Tahir Elçi'yi sadece arkadaşı olarak gördüğü için değil tutarlılığı sebebiyle baş tacı ettiğini dile getiren Feyzioğlu, "Tahir Elçi, bu hendeklerin şehirlerde barışın köküne dinamit olduğunu söyleyecek, ailesi Cizre'de oturduğu halde 'Bu hendekleri kapatmazsanız Türkiye'de barışı sağlayamazsınız' diyecek, 'Çocuklarımız eğitim hakkından mahrum oluyorlar' diye dönüp hendekleri kazanlara 'Kapatın bunları' diyecek kadar akıllı, olgun ve tespitleri doğru bir insandı. Aynı zamanda hendeğin önünde keskin nişancı teröristlerin namlusunun dibinde dönüp 'Burada silah istemiyoruz' diyecek kadar da kahramandı. O yüzden Tahir Elçi'nin tırnağına kurban olayım. O'dur barış elçisi" diye konuştu.
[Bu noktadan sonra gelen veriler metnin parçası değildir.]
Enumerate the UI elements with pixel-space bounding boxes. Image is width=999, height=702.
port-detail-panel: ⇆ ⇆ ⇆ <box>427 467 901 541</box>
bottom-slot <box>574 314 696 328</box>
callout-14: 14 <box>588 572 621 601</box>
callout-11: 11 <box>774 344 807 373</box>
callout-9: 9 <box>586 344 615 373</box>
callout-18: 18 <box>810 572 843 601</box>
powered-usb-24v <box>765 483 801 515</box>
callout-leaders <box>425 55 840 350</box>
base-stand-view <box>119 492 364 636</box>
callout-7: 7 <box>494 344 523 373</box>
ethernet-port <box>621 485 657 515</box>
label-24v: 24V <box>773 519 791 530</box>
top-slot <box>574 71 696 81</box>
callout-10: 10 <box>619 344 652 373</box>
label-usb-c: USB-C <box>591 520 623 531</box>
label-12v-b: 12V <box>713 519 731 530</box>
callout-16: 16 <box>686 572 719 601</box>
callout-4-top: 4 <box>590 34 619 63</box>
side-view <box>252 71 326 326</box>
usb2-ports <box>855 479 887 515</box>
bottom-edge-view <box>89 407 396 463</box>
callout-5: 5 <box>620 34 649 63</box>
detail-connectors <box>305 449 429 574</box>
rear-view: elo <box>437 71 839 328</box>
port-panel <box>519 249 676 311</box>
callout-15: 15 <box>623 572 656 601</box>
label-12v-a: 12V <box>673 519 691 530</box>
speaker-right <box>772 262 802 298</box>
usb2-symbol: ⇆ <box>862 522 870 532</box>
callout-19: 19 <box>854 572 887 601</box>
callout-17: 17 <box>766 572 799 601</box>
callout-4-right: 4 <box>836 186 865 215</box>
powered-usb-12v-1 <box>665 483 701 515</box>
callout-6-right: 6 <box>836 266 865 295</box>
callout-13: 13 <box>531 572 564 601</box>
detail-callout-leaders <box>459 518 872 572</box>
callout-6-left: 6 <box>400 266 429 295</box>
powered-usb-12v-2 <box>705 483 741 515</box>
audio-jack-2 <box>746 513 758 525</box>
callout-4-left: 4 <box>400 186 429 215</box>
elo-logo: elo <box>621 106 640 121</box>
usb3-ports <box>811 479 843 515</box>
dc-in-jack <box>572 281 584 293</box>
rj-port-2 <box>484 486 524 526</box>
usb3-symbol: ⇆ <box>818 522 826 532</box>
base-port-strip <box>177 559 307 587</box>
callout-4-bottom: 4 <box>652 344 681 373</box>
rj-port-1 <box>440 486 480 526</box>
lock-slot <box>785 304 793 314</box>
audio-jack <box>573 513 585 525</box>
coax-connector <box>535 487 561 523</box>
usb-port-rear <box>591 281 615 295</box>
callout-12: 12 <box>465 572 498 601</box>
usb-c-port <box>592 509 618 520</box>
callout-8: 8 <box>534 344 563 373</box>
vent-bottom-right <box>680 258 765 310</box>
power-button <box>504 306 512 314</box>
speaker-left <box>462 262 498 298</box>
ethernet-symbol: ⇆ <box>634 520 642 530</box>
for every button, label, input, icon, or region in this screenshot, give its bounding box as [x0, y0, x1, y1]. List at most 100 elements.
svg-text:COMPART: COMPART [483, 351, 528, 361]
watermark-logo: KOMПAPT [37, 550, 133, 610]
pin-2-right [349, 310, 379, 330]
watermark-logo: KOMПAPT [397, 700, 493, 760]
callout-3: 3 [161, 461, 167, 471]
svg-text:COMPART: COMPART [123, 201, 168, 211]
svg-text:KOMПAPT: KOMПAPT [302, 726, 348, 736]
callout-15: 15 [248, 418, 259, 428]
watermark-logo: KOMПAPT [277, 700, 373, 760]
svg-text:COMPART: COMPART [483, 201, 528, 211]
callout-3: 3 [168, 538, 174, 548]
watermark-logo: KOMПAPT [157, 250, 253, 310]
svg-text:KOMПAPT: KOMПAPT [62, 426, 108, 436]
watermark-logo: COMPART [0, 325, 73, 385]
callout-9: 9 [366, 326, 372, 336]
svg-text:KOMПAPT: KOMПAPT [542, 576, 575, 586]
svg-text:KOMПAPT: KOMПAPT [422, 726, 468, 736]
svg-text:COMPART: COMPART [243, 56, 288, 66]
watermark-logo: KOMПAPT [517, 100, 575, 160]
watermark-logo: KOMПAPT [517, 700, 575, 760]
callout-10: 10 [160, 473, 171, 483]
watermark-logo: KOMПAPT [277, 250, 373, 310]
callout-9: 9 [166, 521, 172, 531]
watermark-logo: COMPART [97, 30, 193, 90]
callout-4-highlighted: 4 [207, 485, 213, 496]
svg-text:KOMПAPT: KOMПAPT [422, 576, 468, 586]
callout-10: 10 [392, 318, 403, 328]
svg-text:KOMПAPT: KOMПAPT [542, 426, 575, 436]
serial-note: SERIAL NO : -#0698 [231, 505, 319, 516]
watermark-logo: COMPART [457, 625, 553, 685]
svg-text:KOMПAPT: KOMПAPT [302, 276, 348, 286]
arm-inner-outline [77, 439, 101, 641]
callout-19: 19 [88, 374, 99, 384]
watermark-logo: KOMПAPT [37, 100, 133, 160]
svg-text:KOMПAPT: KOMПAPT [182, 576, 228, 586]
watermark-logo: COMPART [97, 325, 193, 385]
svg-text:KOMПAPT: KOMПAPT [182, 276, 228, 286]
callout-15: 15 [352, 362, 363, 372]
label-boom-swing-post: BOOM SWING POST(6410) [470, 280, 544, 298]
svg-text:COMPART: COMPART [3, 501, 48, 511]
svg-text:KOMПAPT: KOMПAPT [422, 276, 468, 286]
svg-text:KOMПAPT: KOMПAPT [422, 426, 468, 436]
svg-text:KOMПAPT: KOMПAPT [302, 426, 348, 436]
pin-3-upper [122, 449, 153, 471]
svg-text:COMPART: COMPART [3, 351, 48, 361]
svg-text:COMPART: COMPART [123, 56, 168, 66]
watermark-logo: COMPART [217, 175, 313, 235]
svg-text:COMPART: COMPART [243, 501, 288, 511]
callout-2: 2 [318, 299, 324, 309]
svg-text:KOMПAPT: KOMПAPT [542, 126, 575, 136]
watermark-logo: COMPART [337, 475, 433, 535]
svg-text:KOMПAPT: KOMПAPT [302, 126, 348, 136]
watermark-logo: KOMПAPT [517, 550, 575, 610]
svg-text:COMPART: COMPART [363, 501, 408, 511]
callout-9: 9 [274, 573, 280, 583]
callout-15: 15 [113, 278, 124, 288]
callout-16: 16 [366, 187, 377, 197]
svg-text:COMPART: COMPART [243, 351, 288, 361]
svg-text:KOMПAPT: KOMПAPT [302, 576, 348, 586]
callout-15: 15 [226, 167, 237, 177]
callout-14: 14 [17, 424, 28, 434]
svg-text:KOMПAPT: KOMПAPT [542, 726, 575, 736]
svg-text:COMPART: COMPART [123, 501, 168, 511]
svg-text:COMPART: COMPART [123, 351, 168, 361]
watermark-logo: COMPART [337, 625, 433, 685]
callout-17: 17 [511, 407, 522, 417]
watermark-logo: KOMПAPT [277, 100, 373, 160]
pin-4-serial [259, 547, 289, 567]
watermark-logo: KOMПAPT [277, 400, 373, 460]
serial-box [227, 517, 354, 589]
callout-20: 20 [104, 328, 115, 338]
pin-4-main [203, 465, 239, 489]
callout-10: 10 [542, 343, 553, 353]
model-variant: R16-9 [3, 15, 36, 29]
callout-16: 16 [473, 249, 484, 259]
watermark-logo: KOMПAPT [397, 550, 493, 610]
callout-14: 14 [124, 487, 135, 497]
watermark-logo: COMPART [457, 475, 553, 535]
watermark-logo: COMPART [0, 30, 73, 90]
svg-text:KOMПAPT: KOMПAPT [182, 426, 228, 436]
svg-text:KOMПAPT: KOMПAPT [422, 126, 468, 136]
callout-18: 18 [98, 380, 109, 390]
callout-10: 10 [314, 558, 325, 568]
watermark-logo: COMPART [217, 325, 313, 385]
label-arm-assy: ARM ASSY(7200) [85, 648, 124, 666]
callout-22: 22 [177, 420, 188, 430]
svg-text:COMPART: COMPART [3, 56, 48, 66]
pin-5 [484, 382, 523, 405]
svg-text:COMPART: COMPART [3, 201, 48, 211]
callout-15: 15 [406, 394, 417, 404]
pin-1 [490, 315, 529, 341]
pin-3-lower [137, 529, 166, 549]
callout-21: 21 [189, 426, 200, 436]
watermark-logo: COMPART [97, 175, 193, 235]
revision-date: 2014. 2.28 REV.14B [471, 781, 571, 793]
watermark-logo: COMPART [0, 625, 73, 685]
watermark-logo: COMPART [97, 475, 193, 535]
"BU DEVLET YIKILIRSA HEPİMİZ ALTINDA KALIRIZ"

Konuşmasını, "Devlet yıkılırsa hepimiz ve demokrasimiz devletin altında kalırız" diye sürdüren Feyzioğlu, "Terör örgütüne; 'Neden 3 yıl boyunca hendek kazdın, keskin nişancı eğitimleri verdin, asfaltların altına bombaları hangi barışçıl amaçla döşedin?' diye sorgulamadan, varsa yoksa 'devlet suçludur' denildiğinde, kusura bakmayın ben de şunu söylüyorum; bu devlet yıkılırsa, hepimiz ve demokrasimiz devletin altında kalırız. Bu devletin yıkılmaması için adaleti mülkün temeli haline getirmek lazım. PKK'ya 'terör örgütü' dedim, bu kanlı savaşın bir numaralı sorumlusu ilan ettim diye ben baskıcı faşist, ben anti demokrat mı oluyorum? Hepimizin burada tuzu kuru, yarın bu tuzların kuruluğunu ararız. Köprü insanı olmaya çalışmak zorundayız" ifadelerini kullandı.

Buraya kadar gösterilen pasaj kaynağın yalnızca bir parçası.